To usefully incorporate surprising pieces of information, ask yourself:
- Why did I find this information surprising? This can help you hone in on what parts of your model need updating.
- What prior beliefs of mine does this information contradict? Your credence in these prior beliefs should then be lowered.
- Which prior beliefs of mine does this information bolster? Your credence in these prior beliefs should be increased.
- Which beliefs of mine are most natural to tweak so that this fact is no longer surprising? Once the new information no longer seems surprising, it means it has been absorbed into your belief network.

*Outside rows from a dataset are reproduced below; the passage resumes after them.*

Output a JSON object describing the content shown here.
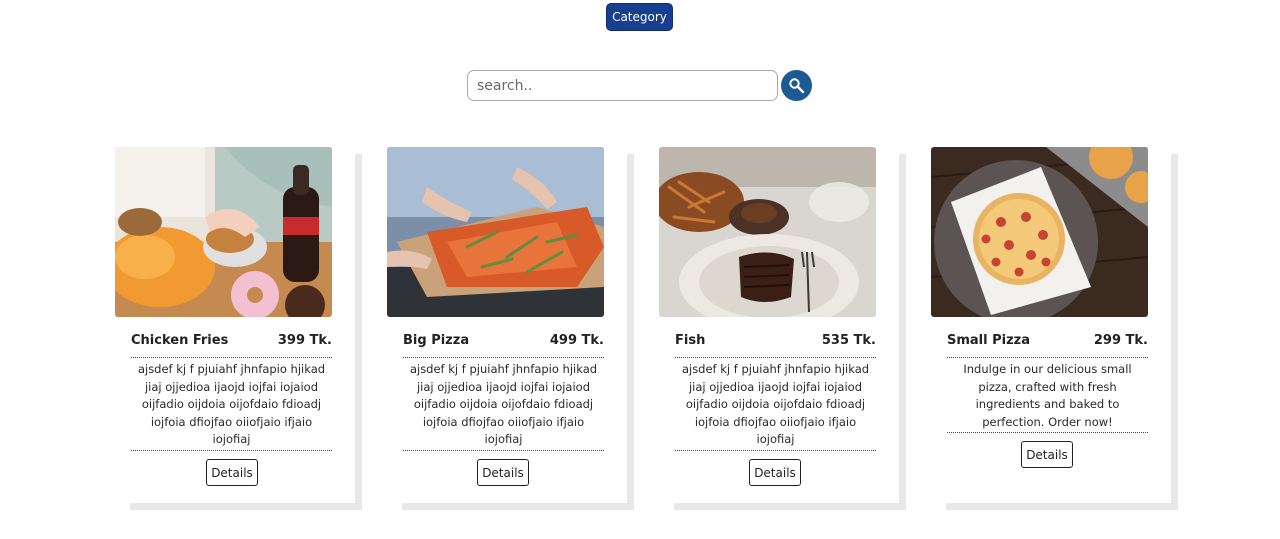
{
  "header": {
    "category_label": "Category"
  },
  "search": {
    "placeholder": "search..",
    "button_icon": "search-icon",
    "accent": "#1d5a93"
  },
  "colors": {
    "category_bg": "#163f8f",
    "divider": "#8a2846",
    "card_shadow": "#e8e8e8"
  },
  "products": [
    {
      "name": "Chicken Fries",
      "price": "399 Tk.",
      "description": "ajsdef kj f pjuiahf jhnfapio hjikad jiaj ojjedioa ijaojd iojfai iojaiod oijfadio oijdoia oijofdaio fdioadj iojfoia dfiojfao oiiofjaio ifjaio iojofiaj",
      "details_label": "Details",
      "image_alt": "chicken fries with soda and donuts"
    },
    {
      "name": "Big Pizza",
      "price": "499 Tk.",
      "description": "ajsdef kj f pjuiahf jhnfapio hjikad jiaj ojjedioa ijaojd iojfai iojaiod oijfadio oijdoia oijofdaio fdioadj iojfoia dfiojfao oiiofjaio ifjaio iojofiaj",
      "details_label": "Details",
      "image_alt": "big pizza with arugula"
    },
    {
      "name": "Fish",
      "price": "535 Tk.",
      "description": "ajsdef kj f pjuiahf jhnfapio hjikad jiaj ojjedioa ijaojd iojfai iojaiod oijfadio oijdoia oijofdaio fdioadj iojfoia dfiojfao oiiofjaio ifjaio iojofiaj",
      "details_label": "Details",
      "image_alt": "grilled fish steak with fries"
    },
    {
      "name": "Small Pizza",
      "price": "299 Tk.",
      "description": "Indulge in our delicious small pizza, crafted with fresh ingredients and baked to perfection. Order now!",
      "details_label": "Details",
      "image_alt": "small pepperoni pizza"
    }
  ]
}
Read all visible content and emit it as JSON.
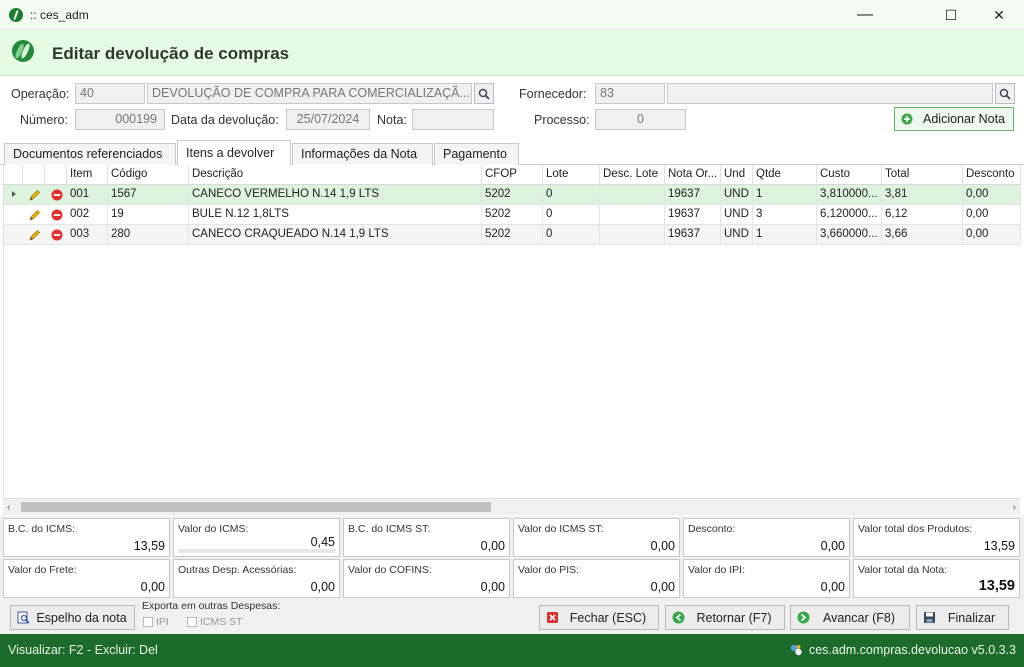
{
  "window": {
    "title": ":: ces_adm",
    "minimize": "—",
    "maximize": "☐",
    "close": "✕"
  },
  "header": {
    "title": "Editar devolução de compras"
  },
  "form": {
    "operacao_label": "Operação:",
    "operacao_code": "40",
    "operacao_desc": "DEVOLUÇÃO DE COMPRA PARA COMERCIALIZAÇÃ...",
    "fornecedor_label": "Fornecedor:",
    "fornecedor_code": "83",
    "fornecedor_name": "",
    "numero_label": "Número:",
    "numero_value": "000199",
    "data_label": "Data da devolução:",
    "data_value": "25/07/2024",
    "nota_label": "Nota:",
    "nota_value": "",
    "processo_label": "Processo:",
    "processo_value": "0",
    "add_nota_label": "Adicionar Nota"
  },
  "tabs": [
    {
      "label": "Documentos referenciados"
    },
    {
      "label": "Itens a devolver"
    },
    {
      "label": "Informações da Nota"
    },
    {
      "label": "Pagamento"
    }
  ],
  "grid": {
    "columns": [
      "Item",
      "Código",
      "Descrição",
      "CFOP",
      "Lote",
      "Desc. Lote",
      "Nota Or...",
      "Und",
      "Qtde",
      "Custo",
      "Total",
      "Desconto"
    ],
    "rows": [
      {
        "item": "001",
        "codigo": "1567",
        "descricao": "CANECO VERMELHO N.14 1,9 LTS",
        "cfop": "5202",
        "lote": "0",
        "desc_lote": "",
        "nota_or": "19637",
        "und": "UND",
        "qtde": "1",
        "custo": "3,810000...",
        "total": "3,81",
        "desconto": "0,00"
      },
      {
        "item": "002",
        "codigo": "19",
        "descricao": "BULE N.12 1,8LTS",
        "cfop": "5202",
        "lote": "0",
        "desc_lote": "",
        "nota_or": "19637",
        "und": "UND",
        "qtde": "3",
        "custo": "6,120000...",
        "total": "6,12",
        "desconto": "0,00"
      },
      {
        "item": "003",
        "codigo": "280",
        "descricao": "CANECO CRAQUEADO N.14 1,9 LTS",
        "cfop": "5202",
        "lote": "0",
        "desc_lote": "",
        "nota_or": "19637",
        "und": "UND",
        "qtde": "1",
        "custo": "3,660000...",
        "total": "3,66",
        "desconto": "0,00"
      }
    ]
  },
  "totals": {
    "bc_icms": {
      "label": "B.C. do ICMS:",
      "value": "13,59"
    },
    "valor_icms": {
      "label": "Valor do ICMS:",
      "value": "0,45"
    },
    "bc_icms_st": {
      "label": "B.C. do ICMS ST:",
      "value": "0,00"
    },
    "valor_icms_st": {
      "label": "Valor do ICMS ST:",
      "value": "0,00"
    },
    "desconto": {
      "label": "Desconto:",
      "value": "0,00"
    },
    "valor_produtos": {
      "label": "Valor total dos Produtos:",
      "value": "13,59"
    },
    "valor_frete": {
      "label": "Valor do Frete:",
      "value": "0,00"
    },
    "outras_desp": {
      "label": "Outras Desp. Acessórias:",
      "value": "0,00"
    },
    "valor_cofins": {
      "label": "Valor do COFINS:",
      "value": "0,00"
    },
    "valor_pis": {
      "label": "Valor do PIS:",
      "value": "0,00"
    },
    "valor_ipi": {
      "label": "Valor do IPI:",
      "value": "0,00"
    },
    "valor_nota": {
      "label": "Valor total da Nota:",
      "value": "13,59"
    }
  },
  "actions": {
    "espelho_label": "Espelho da nota",
    "exporta_label": "Exporta em outras Despesas:",
    "ipi_label": "IPI",
    "icms_st_label": "ICMS ST",
    "fechar_label": "Fechar (ESC)",
    "retornar_label": "Retornar (F7)",
    "avancar_label": "Avancar (F8)",
    "finalizar_label": "Finalizar"
  },
  "status": {
    "shortcuts": "Visualizar: F2 - Excluir: Del",
    "version": "ces.adm.compras.devolucao v5.0.3.3"
  },
  "colors": {
    "accent": "#1d6b2a",
    "header_bg": "#e6fbe4",
    "selected_row": "#ddf3dd"
  }
}
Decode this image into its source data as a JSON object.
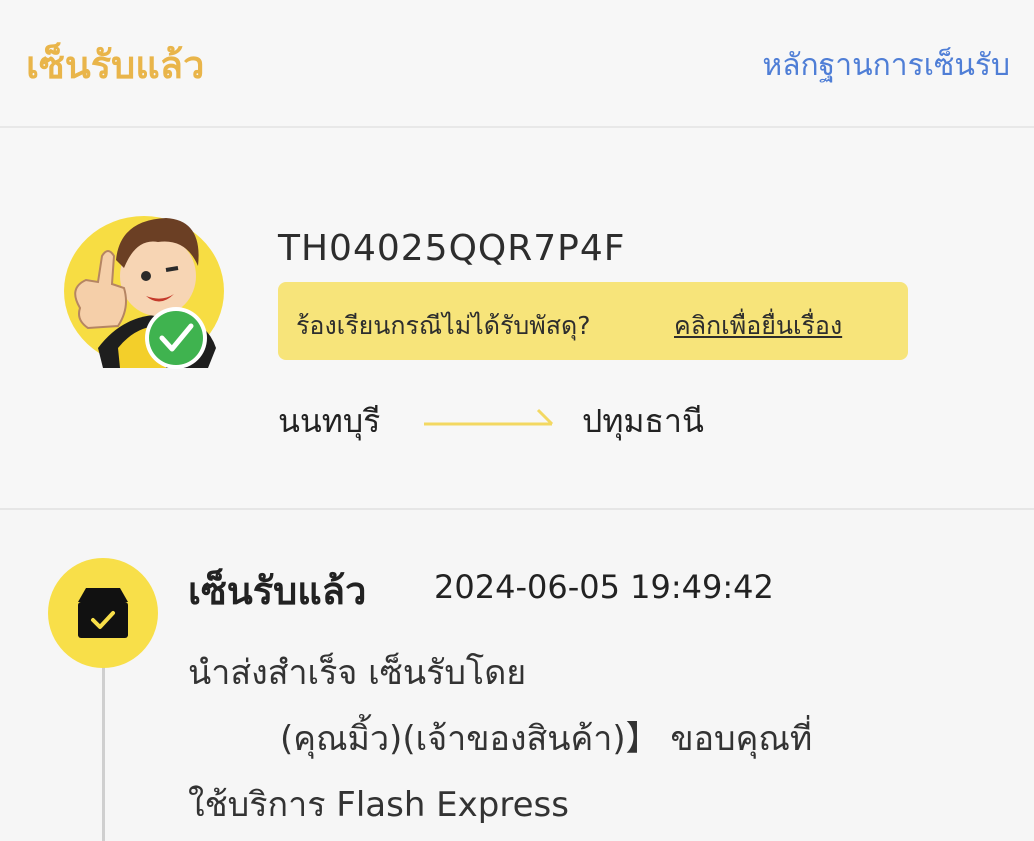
{
  "header": {
    "status_title": "เซ็นรับแล้ว",
    "proof_link": "หลักฐานการเซ็นรับ"
  },
  "parcel": {
    "tracking_number": "TH04025QQR7P4F",
    "complaint_prompt": "ร้องเรียนกรณีไม่ได้รับพัสดุ?",
    "complaint_link": "คลิกเพื่อยื่นเรื่อง",
    "origin": "นนทบุรี",
    "destination": "ปทุมธานี"
  },
  "timeline": {
    "event_title": "เซ็นรับแล้ว",
    "event_time": "2024-06-05 19:49:42",
    "line1": "นำส่งสำเร็จ เซ็นรับโดย",
    "line2": "(คุณมิ้ว)(เจ้าของสินค้า)】 ขอบคุณที่",
    "line3": "ใช้บริการ Flash Express"
  },
  "colors": {
    "accent_yellow": "#f8df49",
    "status_orange": "#e9b54a",
    "link_blue": "#4f7ed6",
    "success_green": "#3fb34f"
  },
  "icons": [
    "mascot-avatar",
    "check-icon",
    "arrow-right-icon",
    "box-check-icon"
  ]
}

If you find the results of the Asch experiments surprising, it may be that you underestimate what people will be willing to do to avoid looking like an outsider. Or it may be that you underestimate the extent to which people will doubt their own sensory experience when it is contradicted by the opinions of others. In either case, the information you learned from the experiment should alter what you think about things besides what will happen in that precise experimental setup. For instance, this new knowledge may update your views about how cults create agreement among their members. Or it may make you realize that if dissent is not encouraged within an organization, there is a danger that conformity will take over, and the entire group may eventually succumb to obviously wrong, but socially reinforced beliefs.
If after you have updated your model the information you have learned still seems surprising, this indicates that your beliefs need further tweaking to accommodate the new information. You should not be surprised by the same (or very similar) information twice. If a friend cancels plans on you three times in a row, and you didn’t anticipate that they may cancel that third time, you failed to sufficiently process the first two occurrences.